The New Satellite Internet

Communications_satellite_(PSF)A new satellite Internet service launched earlier this year. I’ve been meaning to write about this and was prompted by seeing them in a booth at a rodeo I went to on Saturday. The service is provided by ViaSat under the brand name of Exede. They launched a new satellite, the ViaSat-1, last October for the sole purpose of selling rural broadband.

The broadband they are selling is a big step up over other previous satellite broadband, including earlier products offered by ViaSat. The basic broadband product offers up to 12 Mbps download and 3 Mbps upload. I went to the web and read reviews and people are saying that they are actually getting those speeds and in some cases even a little more. I would caution that like any broadband system, as they get more customers the satellite will get contention and the speeds will slow down.

The base product is priced at $50 per month and is a huge improvement over other satellite products. Exede’s older base product was also $50 but offered 512 kbps download and 128 kbps upload. For $79 you could get 1.5 Mbps download and 256k kbps upload.

But like everything there is a catch and that catch is data caps. The speeds are a great improvement because even web browsing at 512 kbps is nearly impossible. But the caps are a killer. For the $50 product the cap is 7 Gigabits of total download for the month. To put that into perspective, that is around 4 HD movies per month.

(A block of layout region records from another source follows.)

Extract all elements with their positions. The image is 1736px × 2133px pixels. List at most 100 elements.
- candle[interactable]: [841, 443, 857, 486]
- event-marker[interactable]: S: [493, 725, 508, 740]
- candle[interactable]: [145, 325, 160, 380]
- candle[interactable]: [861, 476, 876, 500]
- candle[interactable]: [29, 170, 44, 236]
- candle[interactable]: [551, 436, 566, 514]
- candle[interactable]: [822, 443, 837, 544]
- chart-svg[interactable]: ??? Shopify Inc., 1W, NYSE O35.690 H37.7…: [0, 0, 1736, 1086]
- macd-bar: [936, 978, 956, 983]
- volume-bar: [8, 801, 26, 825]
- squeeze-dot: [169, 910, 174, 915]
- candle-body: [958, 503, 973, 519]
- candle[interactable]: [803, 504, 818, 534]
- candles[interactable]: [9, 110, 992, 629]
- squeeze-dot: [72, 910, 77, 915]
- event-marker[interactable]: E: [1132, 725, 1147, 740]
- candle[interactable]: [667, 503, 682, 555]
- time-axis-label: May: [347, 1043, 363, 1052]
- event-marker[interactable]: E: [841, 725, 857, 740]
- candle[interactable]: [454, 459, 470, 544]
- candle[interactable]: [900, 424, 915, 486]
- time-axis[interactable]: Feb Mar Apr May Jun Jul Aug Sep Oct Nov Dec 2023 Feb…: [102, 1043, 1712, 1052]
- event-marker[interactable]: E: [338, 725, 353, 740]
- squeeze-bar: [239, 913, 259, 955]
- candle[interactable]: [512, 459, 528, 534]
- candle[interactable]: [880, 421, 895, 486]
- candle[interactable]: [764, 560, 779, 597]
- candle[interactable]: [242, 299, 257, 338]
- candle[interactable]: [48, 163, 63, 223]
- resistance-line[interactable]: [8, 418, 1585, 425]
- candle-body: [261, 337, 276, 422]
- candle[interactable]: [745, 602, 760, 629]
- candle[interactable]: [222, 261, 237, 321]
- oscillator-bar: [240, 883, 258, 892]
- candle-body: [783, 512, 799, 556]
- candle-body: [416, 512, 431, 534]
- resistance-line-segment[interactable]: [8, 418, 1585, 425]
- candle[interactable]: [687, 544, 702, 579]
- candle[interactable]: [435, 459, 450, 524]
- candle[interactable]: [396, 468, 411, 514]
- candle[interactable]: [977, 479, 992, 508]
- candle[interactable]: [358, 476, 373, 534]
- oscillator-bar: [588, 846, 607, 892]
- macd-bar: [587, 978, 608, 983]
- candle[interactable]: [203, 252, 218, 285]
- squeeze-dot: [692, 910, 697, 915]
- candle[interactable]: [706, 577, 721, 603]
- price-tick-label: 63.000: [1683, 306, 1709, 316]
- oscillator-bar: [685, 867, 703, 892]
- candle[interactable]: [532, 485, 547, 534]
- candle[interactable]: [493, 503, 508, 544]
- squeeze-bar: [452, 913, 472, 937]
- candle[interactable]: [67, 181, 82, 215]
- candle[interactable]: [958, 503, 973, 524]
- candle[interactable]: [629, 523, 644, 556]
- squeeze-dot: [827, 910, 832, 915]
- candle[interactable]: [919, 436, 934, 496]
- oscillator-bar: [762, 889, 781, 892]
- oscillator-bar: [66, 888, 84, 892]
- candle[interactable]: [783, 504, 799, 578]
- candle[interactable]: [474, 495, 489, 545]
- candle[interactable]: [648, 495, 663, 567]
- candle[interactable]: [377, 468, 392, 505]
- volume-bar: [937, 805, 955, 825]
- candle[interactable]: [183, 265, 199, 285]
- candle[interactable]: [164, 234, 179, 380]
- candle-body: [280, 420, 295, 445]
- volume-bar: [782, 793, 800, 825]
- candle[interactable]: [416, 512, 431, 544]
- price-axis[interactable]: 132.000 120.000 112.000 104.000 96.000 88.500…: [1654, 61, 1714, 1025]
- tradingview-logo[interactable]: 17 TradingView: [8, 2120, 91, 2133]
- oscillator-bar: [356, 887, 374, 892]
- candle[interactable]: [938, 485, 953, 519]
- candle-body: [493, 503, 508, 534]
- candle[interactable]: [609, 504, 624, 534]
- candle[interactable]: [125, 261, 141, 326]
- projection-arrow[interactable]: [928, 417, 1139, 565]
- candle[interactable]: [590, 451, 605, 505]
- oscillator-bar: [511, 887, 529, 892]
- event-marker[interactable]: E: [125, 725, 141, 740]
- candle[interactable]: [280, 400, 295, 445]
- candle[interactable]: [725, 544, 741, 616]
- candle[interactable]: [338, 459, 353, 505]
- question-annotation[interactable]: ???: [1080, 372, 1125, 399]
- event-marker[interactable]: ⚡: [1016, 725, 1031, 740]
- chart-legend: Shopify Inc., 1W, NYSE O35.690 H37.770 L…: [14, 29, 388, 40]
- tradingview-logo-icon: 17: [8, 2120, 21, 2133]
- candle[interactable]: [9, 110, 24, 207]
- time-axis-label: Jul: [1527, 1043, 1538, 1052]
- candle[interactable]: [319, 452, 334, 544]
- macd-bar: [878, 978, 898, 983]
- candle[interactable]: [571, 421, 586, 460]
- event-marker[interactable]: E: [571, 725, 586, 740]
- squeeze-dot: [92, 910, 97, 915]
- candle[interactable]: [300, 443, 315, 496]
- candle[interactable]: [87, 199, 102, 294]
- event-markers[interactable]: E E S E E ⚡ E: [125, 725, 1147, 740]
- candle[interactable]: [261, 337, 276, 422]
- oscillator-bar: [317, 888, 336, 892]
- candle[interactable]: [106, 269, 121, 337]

You can buy larger caps. For $80 per month you can get a 15 GB cap and for $130 per month you can get a 25 GB cap. If you hit the cap Exede doesn’t shut you down, but instead sets you to a very slow crawl for the rest of the month.

So obviously the satellite program is not going to be useful for anybody who wants to use the Internet for watching video or doing those kinds of things that most families use the Internet for. There can be no real gaming over a satellite connection, both due to the cap but also to the latency, since the signal bounces high above the earth and back. The latency also plays hell with voice over the Internet. You can do a mountain of emails and web surfing within that cap, but you have to always be cautious about downloading too much. Imagine if you worked from home and one of your kids watched too many videos and for the rest of the month you just crawled along at dial-up speeds.

For now this is only available on the east and west coasts and won’t be available in the middle of the country until they launch another satellite. Exede has a product in the Midwest that is $50 for up to 5 Mbps download and 1 Mbps upload, but reports are that most people there are not getting those speeds.

I am the first to say that this is a big step up in the rural areas. If I was on dial-up this would feel wonderful. But any home that gets this is not getting the same Internet that the rest of us get. One of my employees has four kids and they watch 4 – 5 hours per day of Internet video. We estimated that some months he is probably using a terabit of total download. His speeds are only half of this satellite service, but the unlimited download makes a huge difference in the way his family can use the Internet.

The scariest thing about this product is that I know that one of these days that some policy-head at the FCC is going to announce that the whole country has broadband and then they can wash their hands of the rural broadband gap. This is the fastest download speeds that anybody has brought to much of rural America. But anybody on this service is going to be so throttled by the data caps that they are not going to be able to use the Internet like the rest of us. So this is a good service, but it’s not broadband – it’s something else.